“是呀,我们都觉得奇怪。他还把这个人带回来住了一段时间,只是我们谁都不知道那人,蒋顺义做得好保密。”胡良汉继续说道。
“若是有人知道了,蒋顺义的日子就不好过了。”卢佳骆插话道,
“不错不错。”
“这个人来蒋村做了什么吗?”程垂范问道。
“没做什么。也可能做了什么我们不清楚。哦哦,我记起一点来,这个人喜欢到蒋村中学散步。”
“蒋村中学那个时候就建了吗?”
“没有,那时候还是荒山。因为有一次我去那里捡柴火,看见他在那一带转悠,总是蹲下身捧一捧泥土在手上看来看去,给人感觉泥土里有宝似的。”
“哦,有这种事吗?”程垂范显得有点兴奋。
“你又想到了什么吗?”王向鹰问道。
“没有。就觉得奇怪。他没做别的什么吗,胡伯伯?”
“没有,大概呆了十几天两个人又一起出去了,不过,那个人没有再跟来。因为当时我和我哥胡良崽,也就是豹子的父亲,对陌生人是很关注的。”
卢佳骆几个摇头。
“对。蒋顺义真正起家源于我们蒋村和刘家村的一次斗争。那时候村子和村子经常性发生纷争,几乎整个村的人都参与进去。有时候还会去别的村庄借人。”
“借人?”徐广盛道,“还能借人来打架的?”
“当然有,就跟请人帮忙打架一样。村子和村子斗争也要请人帮忙。我们蒋村和刘家村经常性吵架,是死对头。”

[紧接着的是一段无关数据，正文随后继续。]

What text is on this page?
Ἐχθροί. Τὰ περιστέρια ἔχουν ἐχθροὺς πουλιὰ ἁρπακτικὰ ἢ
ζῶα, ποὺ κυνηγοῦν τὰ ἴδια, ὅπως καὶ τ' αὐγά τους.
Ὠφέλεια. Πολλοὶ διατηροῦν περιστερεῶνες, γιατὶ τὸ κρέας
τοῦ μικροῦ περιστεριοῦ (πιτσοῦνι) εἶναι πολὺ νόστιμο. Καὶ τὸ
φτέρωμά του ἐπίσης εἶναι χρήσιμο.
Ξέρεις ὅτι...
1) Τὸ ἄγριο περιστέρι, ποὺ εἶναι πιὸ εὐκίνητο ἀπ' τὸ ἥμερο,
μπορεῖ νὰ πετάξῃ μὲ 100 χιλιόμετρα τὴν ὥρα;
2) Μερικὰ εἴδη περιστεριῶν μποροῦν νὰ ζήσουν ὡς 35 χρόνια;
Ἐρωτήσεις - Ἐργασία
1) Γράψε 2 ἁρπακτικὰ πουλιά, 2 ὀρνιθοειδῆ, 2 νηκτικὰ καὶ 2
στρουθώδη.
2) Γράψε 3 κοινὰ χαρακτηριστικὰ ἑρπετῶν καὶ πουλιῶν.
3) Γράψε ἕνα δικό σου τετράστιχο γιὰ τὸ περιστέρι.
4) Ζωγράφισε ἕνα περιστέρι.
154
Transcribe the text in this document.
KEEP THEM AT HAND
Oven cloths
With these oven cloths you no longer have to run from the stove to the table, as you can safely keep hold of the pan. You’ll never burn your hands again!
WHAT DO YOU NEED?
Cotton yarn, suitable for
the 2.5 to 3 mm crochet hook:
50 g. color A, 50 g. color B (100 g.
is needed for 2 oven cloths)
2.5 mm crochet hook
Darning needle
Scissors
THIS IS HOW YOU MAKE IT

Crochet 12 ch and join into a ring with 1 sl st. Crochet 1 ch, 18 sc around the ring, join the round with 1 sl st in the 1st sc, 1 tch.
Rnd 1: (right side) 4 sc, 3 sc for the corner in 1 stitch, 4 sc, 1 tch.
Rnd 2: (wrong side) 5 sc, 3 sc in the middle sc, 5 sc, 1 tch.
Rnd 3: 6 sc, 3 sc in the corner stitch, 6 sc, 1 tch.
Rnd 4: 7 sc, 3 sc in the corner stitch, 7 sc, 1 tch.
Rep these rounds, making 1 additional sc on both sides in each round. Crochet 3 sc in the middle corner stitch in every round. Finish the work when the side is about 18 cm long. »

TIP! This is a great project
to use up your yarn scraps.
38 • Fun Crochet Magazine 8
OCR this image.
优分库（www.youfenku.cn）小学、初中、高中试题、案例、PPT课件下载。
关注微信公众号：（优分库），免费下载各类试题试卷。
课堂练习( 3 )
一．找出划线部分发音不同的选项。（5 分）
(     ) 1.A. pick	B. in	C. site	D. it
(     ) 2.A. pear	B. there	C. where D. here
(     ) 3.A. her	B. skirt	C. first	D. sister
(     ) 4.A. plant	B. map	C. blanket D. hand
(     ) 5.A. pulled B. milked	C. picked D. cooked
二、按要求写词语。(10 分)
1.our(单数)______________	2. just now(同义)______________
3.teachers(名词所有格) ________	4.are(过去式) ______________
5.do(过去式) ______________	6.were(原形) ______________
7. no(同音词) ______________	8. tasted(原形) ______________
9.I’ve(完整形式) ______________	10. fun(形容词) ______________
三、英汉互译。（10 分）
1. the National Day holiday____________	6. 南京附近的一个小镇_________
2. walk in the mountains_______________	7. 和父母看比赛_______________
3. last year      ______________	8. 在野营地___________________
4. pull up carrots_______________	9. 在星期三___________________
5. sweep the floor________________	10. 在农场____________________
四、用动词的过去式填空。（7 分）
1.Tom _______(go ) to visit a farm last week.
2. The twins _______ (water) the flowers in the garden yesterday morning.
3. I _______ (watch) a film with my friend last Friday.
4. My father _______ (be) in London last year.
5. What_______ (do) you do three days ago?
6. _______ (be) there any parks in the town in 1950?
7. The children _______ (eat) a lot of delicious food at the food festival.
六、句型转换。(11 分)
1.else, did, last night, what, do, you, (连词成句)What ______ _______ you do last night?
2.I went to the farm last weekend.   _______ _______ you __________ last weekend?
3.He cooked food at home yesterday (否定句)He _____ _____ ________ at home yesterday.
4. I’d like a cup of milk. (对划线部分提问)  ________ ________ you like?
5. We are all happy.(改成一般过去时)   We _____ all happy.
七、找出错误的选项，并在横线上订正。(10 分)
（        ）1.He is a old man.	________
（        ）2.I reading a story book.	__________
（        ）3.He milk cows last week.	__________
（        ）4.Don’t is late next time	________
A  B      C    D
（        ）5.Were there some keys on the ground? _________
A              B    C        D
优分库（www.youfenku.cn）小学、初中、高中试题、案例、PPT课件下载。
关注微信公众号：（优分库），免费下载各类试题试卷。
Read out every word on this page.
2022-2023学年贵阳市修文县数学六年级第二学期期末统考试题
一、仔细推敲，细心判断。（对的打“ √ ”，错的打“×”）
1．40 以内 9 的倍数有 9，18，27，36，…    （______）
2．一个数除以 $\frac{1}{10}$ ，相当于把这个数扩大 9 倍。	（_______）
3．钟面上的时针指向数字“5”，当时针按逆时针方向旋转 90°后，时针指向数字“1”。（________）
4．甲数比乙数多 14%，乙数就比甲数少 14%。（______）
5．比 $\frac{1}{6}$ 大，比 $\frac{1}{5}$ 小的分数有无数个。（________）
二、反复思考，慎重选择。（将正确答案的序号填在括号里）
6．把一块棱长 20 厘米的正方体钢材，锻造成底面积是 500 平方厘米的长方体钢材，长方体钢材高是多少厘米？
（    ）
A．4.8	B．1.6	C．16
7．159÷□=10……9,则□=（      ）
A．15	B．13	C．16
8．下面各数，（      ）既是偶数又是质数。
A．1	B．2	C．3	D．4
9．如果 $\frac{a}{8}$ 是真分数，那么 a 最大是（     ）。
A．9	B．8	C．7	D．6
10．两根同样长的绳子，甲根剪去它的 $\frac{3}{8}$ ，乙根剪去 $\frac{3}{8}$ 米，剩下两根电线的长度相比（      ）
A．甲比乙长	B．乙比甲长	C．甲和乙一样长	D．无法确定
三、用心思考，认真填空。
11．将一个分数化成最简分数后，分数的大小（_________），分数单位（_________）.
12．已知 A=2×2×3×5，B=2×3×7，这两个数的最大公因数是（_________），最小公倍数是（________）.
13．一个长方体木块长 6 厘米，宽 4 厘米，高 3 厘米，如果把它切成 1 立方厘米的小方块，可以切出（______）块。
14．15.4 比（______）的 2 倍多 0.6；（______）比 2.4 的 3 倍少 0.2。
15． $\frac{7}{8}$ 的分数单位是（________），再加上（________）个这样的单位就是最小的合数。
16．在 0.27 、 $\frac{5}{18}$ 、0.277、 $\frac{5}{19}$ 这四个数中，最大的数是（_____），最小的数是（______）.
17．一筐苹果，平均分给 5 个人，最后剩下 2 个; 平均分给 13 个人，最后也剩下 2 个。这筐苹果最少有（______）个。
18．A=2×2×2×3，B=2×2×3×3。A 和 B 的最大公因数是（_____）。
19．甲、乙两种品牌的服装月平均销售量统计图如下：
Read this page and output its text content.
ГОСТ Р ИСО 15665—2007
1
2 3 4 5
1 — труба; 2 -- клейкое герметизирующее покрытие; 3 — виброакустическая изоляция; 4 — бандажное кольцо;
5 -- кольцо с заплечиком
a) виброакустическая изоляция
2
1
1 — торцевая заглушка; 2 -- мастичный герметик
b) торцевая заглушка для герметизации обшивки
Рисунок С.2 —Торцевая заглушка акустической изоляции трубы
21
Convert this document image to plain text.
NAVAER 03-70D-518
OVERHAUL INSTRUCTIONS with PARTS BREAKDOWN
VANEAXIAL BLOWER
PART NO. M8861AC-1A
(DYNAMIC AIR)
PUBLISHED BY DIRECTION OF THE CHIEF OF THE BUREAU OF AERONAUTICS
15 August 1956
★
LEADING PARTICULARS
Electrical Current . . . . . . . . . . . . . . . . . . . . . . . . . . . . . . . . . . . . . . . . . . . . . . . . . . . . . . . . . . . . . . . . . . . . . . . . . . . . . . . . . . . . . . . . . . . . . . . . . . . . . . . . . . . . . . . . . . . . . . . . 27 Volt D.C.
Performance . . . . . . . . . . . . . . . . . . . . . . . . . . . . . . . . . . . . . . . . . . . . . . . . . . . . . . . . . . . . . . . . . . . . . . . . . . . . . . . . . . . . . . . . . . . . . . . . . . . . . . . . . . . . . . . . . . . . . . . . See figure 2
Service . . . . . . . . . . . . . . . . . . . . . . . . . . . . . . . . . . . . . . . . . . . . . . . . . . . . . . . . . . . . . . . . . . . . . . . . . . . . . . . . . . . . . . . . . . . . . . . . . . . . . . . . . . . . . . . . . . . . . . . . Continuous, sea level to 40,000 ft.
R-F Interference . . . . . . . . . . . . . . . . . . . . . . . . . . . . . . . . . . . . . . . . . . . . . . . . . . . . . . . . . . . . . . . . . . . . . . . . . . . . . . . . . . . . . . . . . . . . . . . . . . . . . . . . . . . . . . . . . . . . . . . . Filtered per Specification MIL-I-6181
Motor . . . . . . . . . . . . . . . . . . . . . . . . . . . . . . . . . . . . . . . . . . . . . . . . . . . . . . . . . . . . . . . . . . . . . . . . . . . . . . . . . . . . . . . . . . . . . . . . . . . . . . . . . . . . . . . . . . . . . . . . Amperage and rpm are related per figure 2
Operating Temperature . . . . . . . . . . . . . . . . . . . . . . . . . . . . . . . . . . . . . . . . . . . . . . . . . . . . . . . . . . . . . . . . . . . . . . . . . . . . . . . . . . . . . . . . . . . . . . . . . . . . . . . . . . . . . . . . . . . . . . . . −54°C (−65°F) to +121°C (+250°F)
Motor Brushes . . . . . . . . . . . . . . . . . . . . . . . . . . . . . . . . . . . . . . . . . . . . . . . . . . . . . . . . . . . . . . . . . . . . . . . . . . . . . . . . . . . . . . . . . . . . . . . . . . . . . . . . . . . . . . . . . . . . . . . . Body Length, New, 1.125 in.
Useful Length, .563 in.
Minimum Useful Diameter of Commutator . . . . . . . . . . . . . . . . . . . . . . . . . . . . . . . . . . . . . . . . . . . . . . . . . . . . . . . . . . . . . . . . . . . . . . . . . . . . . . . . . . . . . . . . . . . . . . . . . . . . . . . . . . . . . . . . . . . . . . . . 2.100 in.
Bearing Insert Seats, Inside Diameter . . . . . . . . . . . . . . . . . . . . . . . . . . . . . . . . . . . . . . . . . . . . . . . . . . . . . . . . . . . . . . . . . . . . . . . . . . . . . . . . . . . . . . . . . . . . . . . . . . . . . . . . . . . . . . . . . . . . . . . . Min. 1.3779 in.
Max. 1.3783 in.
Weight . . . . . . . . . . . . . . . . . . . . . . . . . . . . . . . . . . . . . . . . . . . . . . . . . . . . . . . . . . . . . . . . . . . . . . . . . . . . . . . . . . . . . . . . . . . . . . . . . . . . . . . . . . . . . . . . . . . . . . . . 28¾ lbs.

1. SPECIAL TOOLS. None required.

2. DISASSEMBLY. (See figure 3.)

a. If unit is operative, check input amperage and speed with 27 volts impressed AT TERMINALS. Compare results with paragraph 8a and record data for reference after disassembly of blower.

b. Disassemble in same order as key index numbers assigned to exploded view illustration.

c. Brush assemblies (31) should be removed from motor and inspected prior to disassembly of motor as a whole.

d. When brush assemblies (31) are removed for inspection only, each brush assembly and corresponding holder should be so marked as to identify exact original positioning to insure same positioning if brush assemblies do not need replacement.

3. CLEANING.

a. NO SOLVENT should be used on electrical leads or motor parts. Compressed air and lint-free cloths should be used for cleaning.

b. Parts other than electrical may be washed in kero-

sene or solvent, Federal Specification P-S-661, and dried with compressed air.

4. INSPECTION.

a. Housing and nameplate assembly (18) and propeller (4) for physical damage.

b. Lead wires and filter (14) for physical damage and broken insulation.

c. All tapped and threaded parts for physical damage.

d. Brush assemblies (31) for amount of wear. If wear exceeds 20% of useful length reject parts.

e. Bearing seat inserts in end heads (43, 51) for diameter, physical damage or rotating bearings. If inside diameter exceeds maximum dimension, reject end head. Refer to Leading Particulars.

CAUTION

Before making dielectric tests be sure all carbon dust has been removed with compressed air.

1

“还会有这种事的?”程垂范颇为奇怪。“两个村的人,规模也太大了。”
“你当然会奇怪,在我们这还是常见的,”胡良汉接着道,“就像舒家和饶家庄就是死对头,不知佳骆知道不?”
“我知道。”卢佳骆道,
“胡伯伯,我打个岔,”程垂范道,“这么大规模,不管的?”
“这你就不知道了,往往这样大规模,责任都追究不到。”
“确实是,抓哪个都不是。”王金根道。
“就在这种关键时刻,蒋顺义出面了。他不知道在哪里找了一把鱼叉,躲在村口一个人家的门背后,那个混子带头冲进这一户人家,蒋顺义冷不防冲出来,把鱼叉刺进了那混子的肚子。”
“啊。”徐广盛倒吸了一口冷气。
“哇卡,我他妈听了都寒颤。”王向鹰道。
“好几个人亲眼看见了。我也看见了。那混子惨叫着倒在地上。没折腾两下就没了。我们这些人趁势冲出来,把混子带来的几个人杀退了。”
“我说蒋村人怎么这么怕蒋顺义。”程垂范道。“武哥,你还记得有一次我们的谈话吗?你问我谁最可怕?我说蒋顺义。”
“记得。”武良道。
“也就这次事件后,村子里的人都怕了他,或者说他有了威望;也因为这件事,刘家村人再也不敢来蒋村闹事,蒋村和刘家村从此没有发生过械斗的事。”胡良汉喝了一大口茶水,“两年后,蒋顺义23岁,全村人推荐他当村长。”
“应该是没有一个人敢有意见。”程垂范道。
“差不多意思。”胡良汉笑了笑,“蒋顺义突然退位,当时有两种猜测。一种说法是扶持蒋孝才,另一种说法是蒋顺义接到了一封信。”
“信?”程垂范眼睛径直就直了。